The city bus is not the most normal mode of transport in that city, as it is in others. It might have started out as a one-cow town, but it is now a million car-town. In my college days, I had stood at bus stops and climbed aboard these pungent lurching carnival shows on a regular basis, before I had my own wheels. The bus stops in Tucson can be a meet-up for odd intersections of humanity, like outposts on various planets that are not economically sound, and sometimes collect the mentally unstable.

Stranded citizens, Source: The Tucson Citizen

A few minutes later, as I was walking toward my mini-van of Rolling Motherhood, a haven of well-stocked safety and comfort, she was doubling back toward the store, talking on her cell phone. She was speaking to the transit company about her bus being late, which would mean she would miss the last transfer of the night. When I heard how much time she would be spending at bus stops in the dark, and ending up near the military base, I knew I would be unsettled about her for the rest of the night. Of course, there are many ways that she could have been creating a false scenario in order to con people, but I took my chances, and offered her a ride. On her side, she had to assess if I was a threat to her, as well as the nightfall. Fortunately, we were both harmless and a little giddy to find that in each other.

She nervously chatted to me about herself, and told me that she and her husband had arrived in Tucson a few months previously. She had found a job at a hair salon within walking distance of their apartment, and her husband landed a spot with the Electric Company. On their first night in town, the car that brought them and their belongings was stolen right outside their motel room. I apologized on behalf of my city for such a terrible welcome. She had found her courage to leave her extended family, lose the security of both of their jobs, and follow her calling, only to meet with immediate and severe loss. Unfortunately, that sounds about right for a pilgrim's progress.
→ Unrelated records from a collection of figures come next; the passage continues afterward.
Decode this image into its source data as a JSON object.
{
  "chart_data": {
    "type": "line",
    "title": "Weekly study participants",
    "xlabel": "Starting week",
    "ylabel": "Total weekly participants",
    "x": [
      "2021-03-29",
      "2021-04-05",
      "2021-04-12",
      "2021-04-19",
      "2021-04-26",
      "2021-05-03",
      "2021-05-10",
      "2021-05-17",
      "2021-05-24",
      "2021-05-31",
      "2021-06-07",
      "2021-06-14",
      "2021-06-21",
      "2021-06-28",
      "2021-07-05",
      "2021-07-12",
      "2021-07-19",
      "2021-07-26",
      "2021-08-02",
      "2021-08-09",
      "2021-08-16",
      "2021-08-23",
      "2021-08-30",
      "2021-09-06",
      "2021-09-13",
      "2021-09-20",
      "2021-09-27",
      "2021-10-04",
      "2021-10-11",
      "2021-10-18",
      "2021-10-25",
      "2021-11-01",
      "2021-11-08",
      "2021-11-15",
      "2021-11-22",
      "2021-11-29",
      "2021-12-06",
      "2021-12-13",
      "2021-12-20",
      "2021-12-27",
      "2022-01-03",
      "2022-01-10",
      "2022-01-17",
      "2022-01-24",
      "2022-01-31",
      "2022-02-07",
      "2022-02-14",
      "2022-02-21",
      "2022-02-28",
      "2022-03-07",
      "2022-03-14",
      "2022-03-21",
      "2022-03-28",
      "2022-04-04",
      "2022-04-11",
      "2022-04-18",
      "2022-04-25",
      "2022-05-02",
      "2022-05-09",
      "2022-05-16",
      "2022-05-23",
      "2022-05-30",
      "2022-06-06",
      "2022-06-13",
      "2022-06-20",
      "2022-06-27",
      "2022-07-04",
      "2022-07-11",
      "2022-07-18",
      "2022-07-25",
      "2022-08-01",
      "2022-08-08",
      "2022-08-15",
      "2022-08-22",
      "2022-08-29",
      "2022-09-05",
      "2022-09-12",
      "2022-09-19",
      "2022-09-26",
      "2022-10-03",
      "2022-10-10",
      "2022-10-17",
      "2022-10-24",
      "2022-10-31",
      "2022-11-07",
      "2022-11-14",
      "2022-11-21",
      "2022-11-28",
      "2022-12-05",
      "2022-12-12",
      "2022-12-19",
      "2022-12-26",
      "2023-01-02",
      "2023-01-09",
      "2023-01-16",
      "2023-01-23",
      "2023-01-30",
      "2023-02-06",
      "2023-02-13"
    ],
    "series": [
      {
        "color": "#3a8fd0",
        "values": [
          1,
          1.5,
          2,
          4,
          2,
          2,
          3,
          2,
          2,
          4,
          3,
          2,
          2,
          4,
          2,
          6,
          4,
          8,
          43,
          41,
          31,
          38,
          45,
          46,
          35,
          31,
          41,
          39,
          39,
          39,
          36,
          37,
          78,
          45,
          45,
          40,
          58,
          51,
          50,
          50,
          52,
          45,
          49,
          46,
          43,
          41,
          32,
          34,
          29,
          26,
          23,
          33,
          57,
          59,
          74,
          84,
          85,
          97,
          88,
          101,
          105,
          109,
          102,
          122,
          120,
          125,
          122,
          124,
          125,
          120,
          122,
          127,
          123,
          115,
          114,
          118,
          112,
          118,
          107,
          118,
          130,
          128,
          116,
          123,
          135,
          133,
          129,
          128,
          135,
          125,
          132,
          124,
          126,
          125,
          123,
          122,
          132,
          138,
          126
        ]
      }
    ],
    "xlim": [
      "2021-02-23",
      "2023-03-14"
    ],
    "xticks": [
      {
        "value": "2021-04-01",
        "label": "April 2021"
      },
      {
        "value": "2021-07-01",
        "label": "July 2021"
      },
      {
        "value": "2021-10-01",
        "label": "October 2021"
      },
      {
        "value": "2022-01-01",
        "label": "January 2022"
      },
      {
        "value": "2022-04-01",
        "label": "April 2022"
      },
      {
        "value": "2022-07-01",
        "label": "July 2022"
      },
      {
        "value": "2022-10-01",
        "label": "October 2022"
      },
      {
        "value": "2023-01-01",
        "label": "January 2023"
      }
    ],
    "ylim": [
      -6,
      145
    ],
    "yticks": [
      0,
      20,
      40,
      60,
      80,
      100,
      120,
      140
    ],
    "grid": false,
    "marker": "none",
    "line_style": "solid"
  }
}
Ruby slippers come in all shapes and sizes
I noticed during all of her sweet and tangy voiced storytelling that she didn't say that her husband felt likewise called to the mountains. His courage and sacrifice might deserve a Congressional Medal. Or maybe his calling was to love his wife. Or maybe he was fed up with her and resentful, and anywhere different would do fine, if only to stop the ringing in his ears. We'll never know, because I feared to tread into that territory. But what is easily apparent is that a change of environment can be enough of a catalyst to get us farther along the path of growing up, both suddenly and gradually. Mountains themselves are formed this way-- great heaving cataclysms of mineral thrusting up through the earth when continental boundaries collide, and millennia of earth settling and fusing around them into formations that inspire names and mythologies. Perhaps both collisions and settlings had brought this couple to this valley, surrounded by ranges with diverse geologic histories and appearances.